5. Irreedeemable/Incorruptible

Two series that tell one story from different points of view, sort of, Irreedeemable tells the tale of The Plutonian, the world’s strongest superhero turned the world’s greatest villain. Incorruptible, is the opposite and follows Max Damage, one of The Plutonian’s greatest enemies, as he tries to repair the broken world and become a better man.

Last year, The Hollywood Reporter revealed that Jeymes Samuel, director of The Harder They Fall, was adapting the pair into a single comic book movie written by Kemp Powers, known for writing and directing Pixar’s Soul. Since then, not much has come out about the film, but we remain hopeful, as the two series are among the best non-Marvel/DC graphic novels of all time.

4. Something Is Killing The Children

Created by recent Batman writer James Tynion IV, Something Is Killing The Children is an Eisner-award-winning horror series about Erica Slaughter, a woman who hunts and kills monsters. The only one that believes the children of Archer’s Peak, the story keeps getting darker and bigger after the initial five-series run, and grew to include a spin-off, House of Slaughter.

Netflix revealed that it had hired Mike Flanagan (Black Mass) to develop a series based on Something Is Killing The Children, but a movie, focused on the first arc, might be more realistic and likely. With the last update, it was revealed that Flanagan left the project, and the team behind Dark and 1899, Baran bo Odor and Jantje Friese, would be helming the project.

3. Hack/Slash

Another horror series, Hack/Slash, takes the horror trope of the “Final Girl” and turns it around, with former victim Cassie Hack hunting down the “Slashers,” either undead killers filled with hatred or psychotic humans; either way, they all bleed the same. Joining her is the mysterious Vlad, a large, musclebound man raised by a kindly butcher. Joining forces, the pair goes to battle with original Slashers and cross-over stars, including Chucky.

Released as a series of one-shots and limited series, with the exception being the 25-issue multi-year run, just one arc of the series could make a great comic book horror movie. My First Maniac, a four-issue limited run, would be a great base, perhaps incorporating the partnership between Cassie and Vlad to flesh it out. Either way, if a movie ever happens, brace yourself for Halloween to be filled with Cassie and Vlad costumes.

2. The Darkness

A former mob hitman and notorious womanizer, Jackie Estacado becomes the latest host for The Darkness, an ancient evil, but he rebelled against it. Trying to quit the mob while dealing with all the other factions vying for his power, Jackie ends up going to hell, gets better, comes back, and, with more control over his power, wages a one-man war on evil using evil as his weapon.

The Darkness is set in the same universe as Witchblade, so if a movie focused on the dark antihero worked out, somehow, a follow-up featuring the popular heroine might finally happen.

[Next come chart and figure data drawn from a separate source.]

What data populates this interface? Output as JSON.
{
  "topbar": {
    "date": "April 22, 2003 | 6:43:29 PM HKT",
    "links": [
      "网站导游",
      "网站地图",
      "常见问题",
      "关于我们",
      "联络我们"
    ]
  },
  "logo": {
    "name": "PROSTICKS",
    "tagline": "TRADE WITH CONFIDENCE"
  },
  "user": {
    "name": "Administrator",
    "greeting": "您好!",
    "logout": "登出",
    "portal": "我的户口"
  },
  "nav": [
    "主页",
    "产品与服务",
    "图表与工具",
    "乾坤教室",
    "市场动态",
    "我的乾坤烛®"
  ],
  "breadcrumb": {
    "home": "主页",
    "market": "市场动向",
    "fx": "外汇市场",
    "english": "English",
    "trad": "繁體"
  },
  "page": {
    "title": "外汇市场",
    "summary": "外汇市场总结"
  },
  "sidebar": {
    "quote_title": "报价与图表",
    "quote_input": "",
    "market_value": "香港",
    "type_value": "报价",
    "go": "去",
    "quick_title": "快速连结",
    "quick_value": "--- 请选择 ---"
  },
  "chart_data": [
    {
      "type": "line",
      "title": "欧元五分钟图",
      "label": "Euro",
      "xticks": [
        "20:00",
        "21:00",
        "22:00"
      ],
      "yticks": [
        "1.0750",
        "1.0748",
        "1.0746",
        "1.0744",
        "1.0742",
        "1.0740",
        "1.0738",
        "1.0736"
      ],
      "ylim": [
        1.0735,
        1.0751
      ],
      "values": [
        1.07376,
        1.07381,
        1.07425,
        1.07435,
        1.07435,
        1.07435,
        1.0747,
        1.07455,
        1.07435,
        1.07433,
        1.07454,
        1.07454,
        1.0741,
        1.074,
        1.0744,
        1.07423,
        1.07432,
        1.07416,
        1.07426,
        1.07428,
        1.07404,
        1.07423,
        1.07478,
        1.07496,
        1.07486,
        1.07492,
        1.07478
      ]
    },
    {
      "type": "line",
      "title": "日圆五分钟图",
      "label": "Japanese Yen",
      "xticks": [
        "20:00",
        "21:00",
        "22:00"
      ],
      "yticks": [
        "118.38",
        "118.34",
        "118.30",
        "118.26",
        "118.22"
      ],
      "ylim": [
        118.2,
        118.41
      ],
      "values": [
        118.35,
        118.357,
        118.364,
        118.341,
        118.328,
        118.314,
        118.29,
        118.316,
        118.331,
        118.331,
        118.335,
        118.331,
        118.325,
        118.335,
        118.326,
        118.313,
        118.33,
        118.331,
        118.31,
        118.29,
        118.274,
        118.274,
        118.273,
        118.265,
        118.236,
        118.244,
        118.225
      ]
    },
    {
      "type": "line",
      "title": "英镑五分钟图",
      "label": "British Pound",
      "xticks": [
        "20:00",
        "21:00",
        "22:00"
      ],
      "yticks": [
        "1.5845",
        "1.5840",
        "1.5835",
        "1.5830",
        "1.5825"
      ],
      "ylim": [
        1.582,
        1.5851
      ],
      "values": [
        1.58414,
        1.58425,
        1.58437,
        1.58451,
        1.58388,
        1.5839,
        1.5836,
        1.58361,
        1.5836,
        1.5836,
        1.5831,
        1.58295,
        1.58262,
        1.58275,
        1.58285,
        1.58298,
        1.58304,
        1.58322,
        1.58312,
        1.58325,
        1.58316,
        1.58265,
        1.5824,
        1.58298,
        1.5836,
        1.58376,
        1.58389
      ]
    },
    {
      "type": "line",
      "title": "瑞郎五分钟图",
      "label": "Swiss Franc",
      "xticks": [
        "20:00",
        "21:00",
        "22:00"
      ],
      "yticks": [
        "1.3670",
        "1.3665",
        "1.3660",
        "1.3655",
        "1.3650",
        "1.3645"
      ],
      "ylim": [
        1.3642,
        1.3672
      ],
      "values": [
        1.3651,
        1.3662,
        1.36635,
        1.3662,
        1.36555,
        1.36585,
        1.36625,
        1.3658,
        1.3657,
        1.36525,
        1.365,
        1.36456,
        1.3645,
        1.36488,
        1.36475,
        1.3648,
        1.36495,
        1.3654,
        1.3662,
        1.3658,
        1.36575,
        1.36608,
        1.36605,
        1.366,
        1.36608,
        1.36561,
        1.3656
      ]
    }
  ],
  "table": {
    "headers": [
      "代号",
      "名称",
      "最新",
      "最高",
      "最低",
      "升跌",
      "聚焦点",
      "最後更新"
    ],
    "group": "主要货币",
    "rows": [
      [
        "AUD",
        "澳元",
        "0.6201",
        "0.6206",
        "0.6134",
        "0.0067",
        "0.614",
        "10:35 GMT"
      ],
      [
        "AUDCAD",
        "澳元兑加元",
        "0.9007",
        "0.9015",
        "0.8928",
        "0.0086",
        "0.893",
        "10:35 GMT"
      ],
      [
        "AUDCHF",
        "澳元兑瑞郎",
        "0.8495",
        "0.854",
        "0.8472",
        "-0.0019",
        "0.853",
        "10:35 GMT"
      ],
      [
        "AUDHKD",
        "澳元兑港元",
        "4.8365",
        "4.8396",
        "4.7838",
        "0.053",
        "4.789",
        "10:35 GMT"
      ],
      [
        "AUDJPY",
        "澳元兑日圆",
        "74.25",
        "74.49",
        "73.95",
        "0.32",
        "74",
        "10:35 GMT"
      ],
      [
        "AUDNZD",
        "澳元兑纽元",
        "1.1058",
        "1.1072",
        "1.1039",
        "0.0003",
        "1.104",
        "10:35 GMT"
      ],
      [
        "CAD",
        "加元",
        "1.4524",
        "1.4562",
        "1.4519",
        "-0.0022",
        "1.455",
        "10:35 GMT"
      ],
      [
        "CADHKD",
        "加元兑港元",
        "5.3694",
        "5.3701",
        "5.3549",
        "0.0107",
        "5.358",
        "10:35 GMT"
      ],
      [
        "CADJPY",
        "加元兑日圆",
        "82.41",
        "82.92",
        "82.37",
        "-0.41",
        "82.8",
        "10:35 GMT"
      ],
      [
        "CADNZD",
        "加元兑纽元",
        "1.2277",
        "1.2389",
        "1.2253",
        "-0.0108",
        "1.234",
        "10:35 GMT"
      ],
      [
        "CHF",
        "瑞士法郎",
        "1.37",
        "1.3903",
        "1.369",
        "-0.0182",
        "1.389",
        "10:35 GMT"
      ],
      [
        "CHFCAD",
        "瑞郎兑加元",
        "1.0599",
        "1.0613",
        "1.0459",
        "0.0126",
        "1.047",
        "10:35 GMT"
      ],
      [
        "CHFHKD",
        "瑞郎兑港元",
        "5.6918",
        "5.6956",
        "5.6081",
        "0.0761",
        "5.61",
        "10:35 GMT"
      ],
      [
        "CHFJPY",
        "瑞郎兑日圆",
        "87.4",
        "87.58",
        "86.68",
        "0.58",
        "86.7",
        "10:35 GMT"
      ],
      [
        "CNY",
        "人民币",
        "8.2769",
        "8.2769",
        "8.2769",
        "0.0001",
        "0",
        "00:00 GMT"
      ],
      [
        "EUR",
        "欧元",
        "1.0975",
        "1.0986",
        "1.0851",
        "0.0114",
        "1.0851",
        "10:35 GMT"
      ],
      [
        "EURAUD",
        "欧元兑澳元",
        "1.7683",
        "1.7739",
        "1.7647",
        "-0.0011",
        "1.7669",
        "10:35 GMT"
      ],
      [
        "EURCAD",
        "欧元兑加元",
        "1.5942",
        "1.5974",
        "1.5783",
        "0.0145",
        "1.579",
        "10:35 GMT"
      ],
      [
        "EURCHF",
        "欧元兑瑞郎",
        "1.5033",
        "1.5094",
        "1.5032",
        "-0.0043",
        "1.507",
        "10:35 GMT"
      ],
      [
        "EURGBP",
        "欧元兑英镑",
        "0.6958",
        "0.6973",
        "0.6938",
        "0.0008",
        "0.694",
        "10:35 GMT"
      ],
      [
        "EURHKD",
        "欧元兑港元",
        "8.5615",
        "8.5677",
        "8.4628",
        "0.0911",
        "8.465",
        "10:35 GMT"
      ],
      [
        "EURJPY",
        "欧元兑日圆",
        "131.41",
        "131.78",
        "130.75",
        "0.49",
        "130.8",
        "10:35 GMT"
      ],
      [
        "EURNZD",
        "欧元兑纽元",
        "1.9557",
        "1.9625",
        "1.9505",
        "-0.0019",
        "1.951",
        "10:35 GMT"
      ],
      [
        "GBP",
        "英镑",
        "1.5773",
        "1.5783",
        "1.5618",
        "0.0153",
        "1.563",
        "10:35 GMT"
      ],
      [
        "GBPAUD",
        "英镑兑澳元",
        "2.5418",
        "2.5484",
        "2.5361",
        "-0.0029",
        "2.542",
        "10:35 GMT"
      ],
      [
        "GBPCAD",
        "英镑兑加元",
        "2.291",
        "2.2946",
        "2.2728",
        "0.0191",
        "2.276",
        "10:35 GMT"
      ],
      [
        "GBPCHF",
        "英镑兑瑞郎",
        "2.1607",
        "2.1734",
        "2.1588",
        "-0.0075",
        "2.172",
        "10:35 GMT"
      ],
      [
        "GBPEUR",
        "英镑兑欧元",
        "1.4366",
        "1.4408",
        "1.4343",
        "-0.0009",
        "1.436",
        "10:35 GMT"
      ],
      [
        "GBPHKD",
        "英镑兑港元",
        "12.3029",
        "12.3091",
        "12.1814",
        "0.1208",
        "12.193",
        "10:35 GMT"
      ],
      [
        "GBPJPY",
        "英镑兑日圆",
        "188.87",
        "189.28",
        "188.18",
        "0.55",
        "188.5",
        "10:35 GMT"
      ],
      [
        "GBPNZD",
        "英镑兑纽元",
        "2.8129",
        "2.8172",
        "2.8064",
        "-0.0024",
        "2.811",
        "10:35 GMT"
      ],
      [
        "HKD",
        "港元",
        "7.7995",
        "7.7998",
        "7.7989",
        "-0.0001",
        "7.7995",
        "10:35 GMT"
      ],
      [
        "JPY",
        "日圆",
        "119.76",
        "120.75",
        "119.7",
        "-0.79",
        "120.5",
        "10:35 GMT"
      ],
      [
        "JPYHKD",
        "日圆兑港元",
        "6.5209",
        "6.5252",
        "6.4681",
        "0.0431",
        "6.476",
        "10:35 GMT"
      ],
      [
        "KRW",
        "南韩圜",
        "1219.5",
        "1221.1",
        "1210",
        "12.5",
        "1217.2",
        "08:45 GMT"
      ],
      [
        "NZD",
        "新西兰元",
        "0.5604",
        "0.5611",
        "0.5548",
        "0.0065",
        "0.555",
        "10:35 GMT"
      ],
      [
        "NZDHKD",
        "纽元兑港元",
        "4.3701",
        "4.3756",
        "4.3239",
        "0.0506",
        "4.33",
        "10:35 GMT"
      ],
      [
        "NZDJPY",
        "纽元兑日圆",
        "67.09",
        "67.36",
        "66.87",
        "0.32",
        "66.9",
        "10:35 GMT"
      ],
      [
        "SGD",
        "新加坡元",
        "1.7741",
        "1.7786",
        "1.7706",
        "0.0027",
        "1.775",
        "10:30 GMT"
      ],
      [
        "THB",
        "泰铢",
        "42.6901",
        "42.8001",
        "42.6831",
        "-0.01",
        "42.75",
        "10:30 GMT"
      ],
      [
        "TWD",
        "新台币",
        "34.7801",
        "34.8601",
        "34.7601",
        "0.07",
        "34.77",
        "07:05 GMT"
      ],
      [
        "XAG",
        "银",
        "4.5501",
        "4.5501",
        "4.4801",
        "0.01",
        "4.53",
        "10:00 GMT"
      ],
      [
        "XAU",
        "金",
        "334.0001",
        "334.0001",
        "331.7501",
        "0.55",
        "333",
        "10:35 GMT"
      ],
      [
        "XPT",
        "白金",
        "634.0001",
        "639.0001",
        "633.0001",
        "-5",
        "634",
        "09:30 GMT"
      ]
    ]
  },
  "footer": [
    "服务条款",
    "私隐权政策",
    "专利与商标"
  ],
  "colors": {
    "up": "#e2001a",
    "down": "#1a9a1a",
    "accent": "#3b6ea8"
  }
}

Though not a movie, The Darkness was a hit video game on the Xbox 360 and PlayStation 3, followed by a sequel. We think it would make a great comic book movie by being darker than anything Marvel has ever done, and if it gets an R-rating like it deserves, more violent than any Batman movie.

1. Chew

From horror and anti-heroes to Chew, the story of Tony Chu, a cibopath that can eat something and get a psychic vision of, say, the cook killing the chicken or eats a berry and discovers the horrifying origins behind it. In the world of Chew, chicken is outlawed following a bird flu that killed millions, but that hasn’t stopped a black market for poultry from popping up. Needless to say, the series is wildly different from any other comic book movie ever.

While it could work very well as an X-Files-style series, Chew could be a hit movie as well, but the story would need to be broken up into “chunks.” Either way, we just want to see Poyo, the lethal luchador chicken, become the next Groot. He’s a murderous chicken in a luchador mask, and he’s not even the strangest character in Chew.